Leseprobe
Inhaltsverzeichnis
1. Einleitung
2. Begriffserklärungen
2.1 Soziale Ungleichheit
2.2 Bildungsungleichheit
2.3 Stände, Klassen und Schichten
2.4 Soziale Lage und Lebenslagen – Milieus und Lebensstile
3. Historische Entwicklung sozialer Ungleichheit
3.1 Die vorindustrielle Gesellschaft
3.2 Die frühindustrielle Gesellschaft
3.3 Die moderne Gesellschaft
4. Ursachen von Bildungsungleichheit in Deutschland
4.1 Die Bildungsexpansion
4.2 Institutionelle Bildungsungleichheit und Schichtzugehörigkeit
4.3 Geschlechtsspezifische Bildungsungleichheit
4.4 Bildungsungleichheit und Migrationshintergrund
5. Bildung aufgrund sozialer Herkunft
5.1 Pierre Bourdieu – Die Reproduktion ungleicher Bildungschancen
5.1.1 Die Kapitalarten
5.1.1.1 Ökonomisches Kapital
5.1.1.2 Kulturelles Kapital
5.1.1.3 Soziales Kapital
5.1.1.4 Symbolisches Kapital
5.1.2 Soziale Herkunft und Bildungschancen im Hochschulbereich
5.2 Raymond Boudon – primäre und sekundäre Disparitäten
5.2.1 Theorie der primären und sekundären Herkunftseffekte
5.2.2 Primäre und sekundäre Effekte der sozialen Herkunft beim Übergang in das Gymnasium
5.2.3 Primäre und sekundäre Effekte der sozialen Herkunft beim Übergang in die Hochschule
6. Schlussbetrachtung
Literaturverzeichnis
Anhang
I. Abbildungen
II. Tabellen
1. Einleitung
In den vergangenen Jahren hat das Thema Bildungsungleichheit eine immer wiederkehrende Brisanz erlebt. Vor allem die Aussage, dass Bildung immer noch von der sozialen Herkunft abhängig ist, beschäftigt die aktuelle Bildungsforschung. Durch die Ergebnisse der PISA-Studien wird auch in der Öffentlichkeit vermehrt über die ungleichen Zugangschancen zur Bildung in unserer Gesellschaft diskutiert. So wurde festgestellt, dass Deutschland im internationalen Vergleich eine große Spanne zwischen den obersten und untersten sozialen Bildungsschichten aufweist. Diese Ungleichheit ist nicht nur im Bildungsbereich ersichtlich, sondern spiegelt auch die aktuelle gesellschaftliche Situation in Deutschland wieder. Es wird zwar des Öfteren behauptet, dass Kinder überwiegend aufgrund ihrer schulischen Leistungen einen entsprechenden Bildungserfolg erreichen, doch empirische Untersuchungen bestätigen die vorhandene Wechselbeziehung zwischen Bildungschancen und sozialer Herkunft.

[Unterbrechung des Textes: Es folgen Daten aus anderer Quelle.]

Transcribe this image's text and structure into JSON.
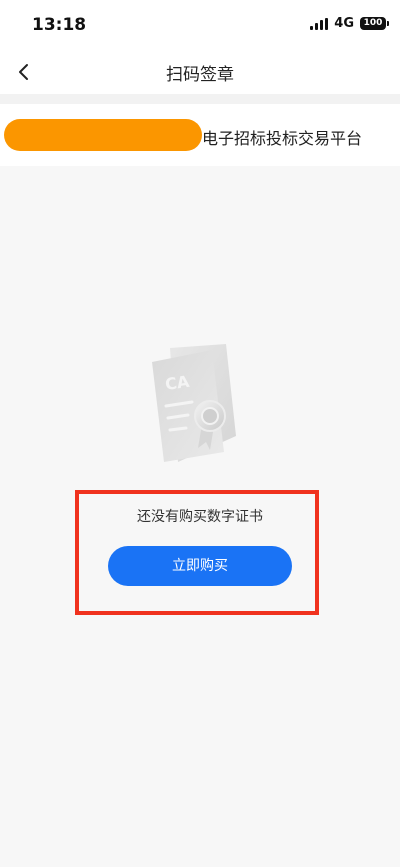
{
  "status_bar": {
    "time": "13:18",
    "network": "4G",
    "battery": "100"
  },
  "nav": {
    "title": "扫码签章"
  },
  "platform": {
    "name": "电子招标投标交易平台"
  },
  "empty_state": {
    "message": "还没有购买数字证书",
    "button_label": "立即购买",
    "illustration_text": "CA"
  },
  "colors": {
    "primary": "#1a73f5",
    "redaction": "#fb9600",
    "highlight": "#f0321e"
  }
}
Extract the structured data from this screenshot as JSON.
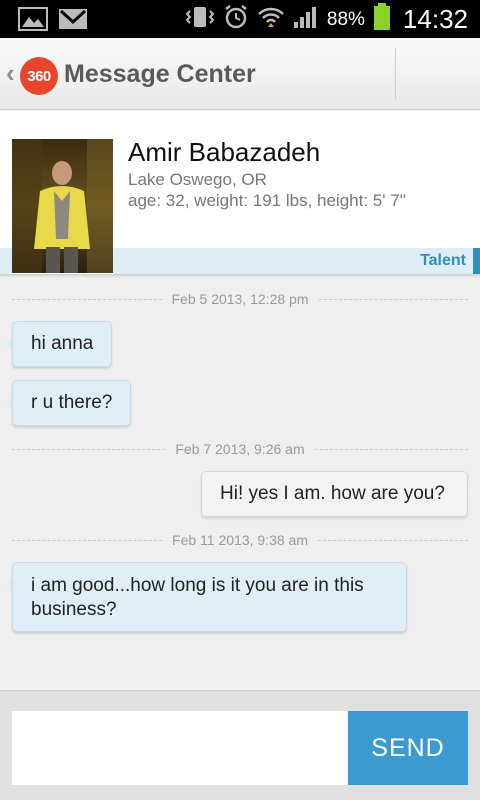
{
  "status_bar": {
    "battery_percent": "88%",
    "time": "14:32",
    "icons": [
      "gallery-icon",
      "gmail-icon",
      "vibrate-icon",
      "alarm-icon",
      "wifi-icon",
      "signal-icon",
      "battery-icon"
    ]
  },
  "action_bar": {
    "logo_text": "360",
    "title": "Message Center"
  },
  "profile": {
    "name": "Amir Babazadeh",
    "location": "Lake Oswego, OR",
    "stats": "age: 32, weight: 191 lbs, height: 5' 7''",
    "badge": "Talent"
  },
  "conversation": {
    "date_separators": [
      "Feb 5 2013, 12:28 pm",
      "Feb 7 2013, 9:26 am",
      "Feb 11 2013, 9:38 am"
    ],
    "messages": [
      {
        "direction": "incoming",
        "text": "hi anna"
      },
      {
        "direction": "incoming",
        "text": "r u there?"
      },
      {
        "direction": "outgoing",
        "text": "Hi! yes I am. how are you?"
      },
      {
        "direction": "incoming",
        "text": "i am good...how long is it you are in this business?"
      }
    ]
  },
  "composer": {
    "input_value": "",
    "send_label": "SEND"
  },
  "colors": {
    "brand": "#e8452b",
    "accent": "#3b9ad0",
    "incoming_bubble": "#dfeef7"
  }
}
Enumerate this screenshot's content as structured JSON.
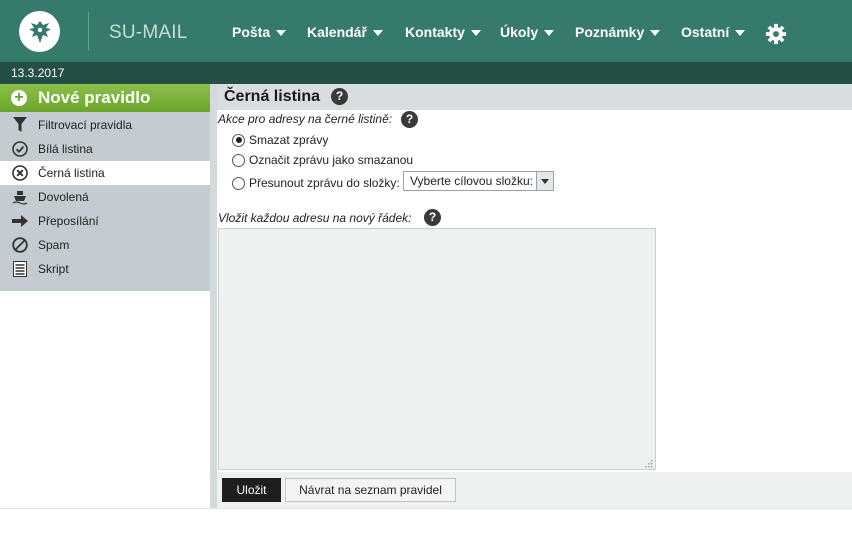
{
  "header": {
    "app_title": "SU-MAIL",
    "nav": [
      {
        "label": "Pošta"
      },
      {
        "label": "Kalendář"
      },
      {
        "label": "Kontakty"
      },
      {
        "label": "Úkoly"
      },
      {
        "label": "Poznámky"
      },
      {
        "label": "Ostatní"
      }
    ],
    "settings_icon": "gear-icon",
    "logo_icon": "eagle-emblem-icon",
    "colors": {
      "header_bg": "#357a6b",
      "date_bar_bg": "#244f46",
      "accent_green": "#6aa52c"
    }
  },
  "date_bar": {
    "date": "13.3.2017"
  },
  "sidebar": {
    "new_rule_label": "Nové pravidlo",
    "items": [
      {
        "label": "Filtrovací pravidla",
        "icon": "funnel-icon",
        "active": false
      },
      {
        "label": "Bílá listina",
        "icon": "check-circle-icon",
        "active": false
      },
      {
        "label": "Černá listina",
        "icon": "x-circle-icon",
        "active": true
      },
      {
        "label": "Dovolená",
        "icon": "ship-icon",
        "active": false
      },
      {
        "label": "Přeposílání",
        "icon": "arrow-right-icon",
        "active": false
      },
      {
        "label": "Spam",
        "icon": "no-entry-icon",
        "active": false
      },
      {
        "label": "Skript",
        "icon": "script-icon",
        "active": false
      }
    ]
  },
  "main": {
    "title": "Černá listina",
    "action_label": "Akce pro adresy na černé listině:",
    "options": [
      {
        "label": "Smazat zprávy",
        "checked": true
      },
      {
        "label": "Označit zprávu jako smazanou",
        "checked": false
      },
      {
        "label": "Přesunout zprávu do složky:",
        "checked": false
      }
    ],
    "folder_select_value": "Vyberte cílovou složku:",
    "addresses_label": "Vložit každou adresu na nový řádek:",
    "addresses_value": "",
    "save_label": "Uložit",
    "back_label": "Návrat na seznam pravidel"
  }
}
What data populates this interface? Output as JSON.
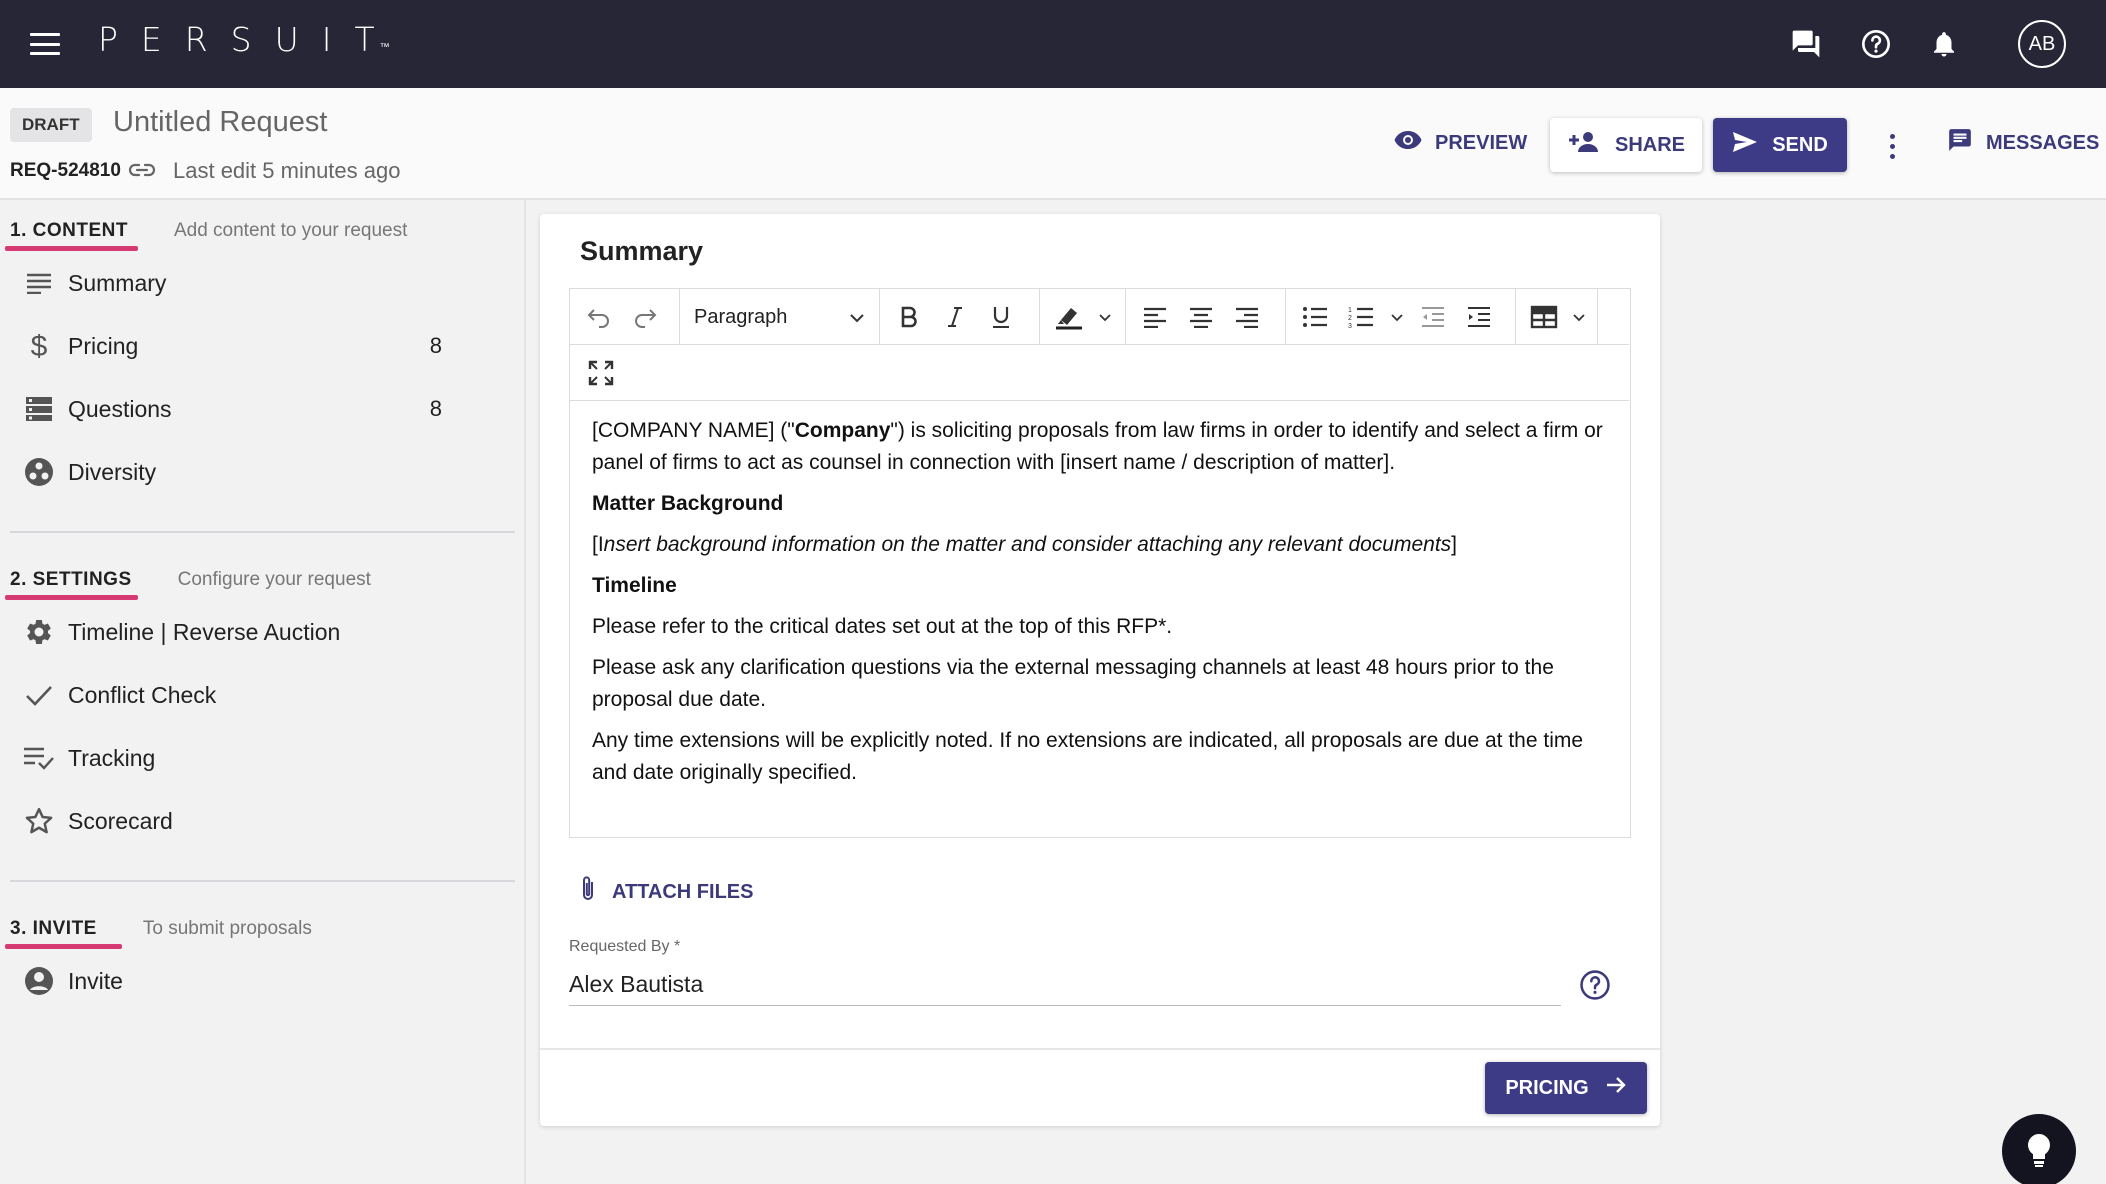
{
  "topbar": {
    "logo": "PERSUIT",
    "logo_tm": "™",
    "avatar_initials": "AB"
  },
  "header": {
    "status_badge": "DRAFT",
    "title": "Untitled Request",
    "request_id": "REQ-524810",
    "last_edit": "Last edit 5 minutes ago",
    "preview_label": "PREVIEW",
    "share_label": "SHARE",
    "send_label": "SEND",
    "messages_label": "MESSAGES"
  },
  "sidebar": {
    "content": {
      "title": "1. CONTENT",
      "description": "Add content to your request",
      "items": [
        {
          "label": "Summary",
          "icon": "summary-lines-icon",
          "count": ""
        },
        {
          "label": "Pricing",
          "icon": "dollar-icon",
          "count": "8"
        },
        {
          "label": "Questions",
          "icon": "questions-list-icon",
          "count": "8"
        },
        {
          "label": "Diversity",
          "icon": "diversity-icon",
          "count": ""
        }
      ]
    },
    "settings": {
      "title": "2. SETTINGS",
      "description": "Configure your request",
      "items": [
        {
          "label": "Timeline | Reverse Auction",
          "icon": "gear-icon"
        },
        {
          "label": "Conflict Check",
          "icon": "check-icon"
        },
        {
          "label": "Tracking",
          "icon": "tracking-list-icon"
        },
        {
          "label": "Scorecard",
          "icon": "star-icon"
        }
      ]
    },
    "invite": {
      "title": "3. INVITE",
      "description": "To submit proposals",
      "items": [
        {
          "label": "Invite",
          "icon": "account-circle-icon"
        }
      ]
    }
  },
  "main": {
    "card_title": "Summary",
    "toolbar": {
      "block_format": "Paragraph"
    },
    "body": {
      "p1_a": "[COMPANY NAME] (\"",
      "p1_bold": "Company",
      "p1_b": "\") is soliciting proposals from law firms in order to identify and select a firm or panel of firms to act as counsel in connection with [insert name / description of matter].",
      "h_matter": "Matter Background",
      "p2_a": "[I",
      "p2_italic": "nsert background information on the matter and consider attaching any relevant documents",
      "p2_b": "]",
      "h_timeline": "Timeline",
      "p3": "Please refer to the critical dates set out at the top of this RFP*.",
      "p4": "Please ask any clarification questions via the external messaging channels at least 48 hours prior to the proposal due date.",
      "p5": "Any time extensions will be explicitly noted. If no extensions are indicated, all proposals are due at the time and date originally specified."
    },
    "attach_label": "ATTACH FILES",
    "requested_by_label": "Requested By *",
    "requested_by_value": "Alex Bautista",
    "next_button_label": "PRICING"
  },
  "colors": {
    "topbar_bg": "#262637",
    "accent": "#3d3a86",
    "section_underline": "#d63a72"
  }
}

Die vorliegende Arbeit befasst sich mit den möglichen ungleichen Bildungschancen, die durch soziale Herkunft entstehen. Dabei wird unter Heranziehung der Reproduktionstheorie von Pierre Bourdieu und der Theorie der primären und sekundären Herkunftseffekte von Raymond Boudon untersucht, wie sich die vorhanden familiären Ressourcen und Bildungsentscheidungen auf den Bildungserfolg der Kinder auswirken. Insbesondere werden die auftretenden Bildungsungleichheiten beim Übergang in das Gymnasium und in das Studium dargestellt. Es gilt somit zu untersuchen, ob bereits zum Ende der Grundschulzeit ungleiche Bildungschancen präsent sind und wie diese auf den folgenden Bildungsweg der Schüler/innen reproduziert werden.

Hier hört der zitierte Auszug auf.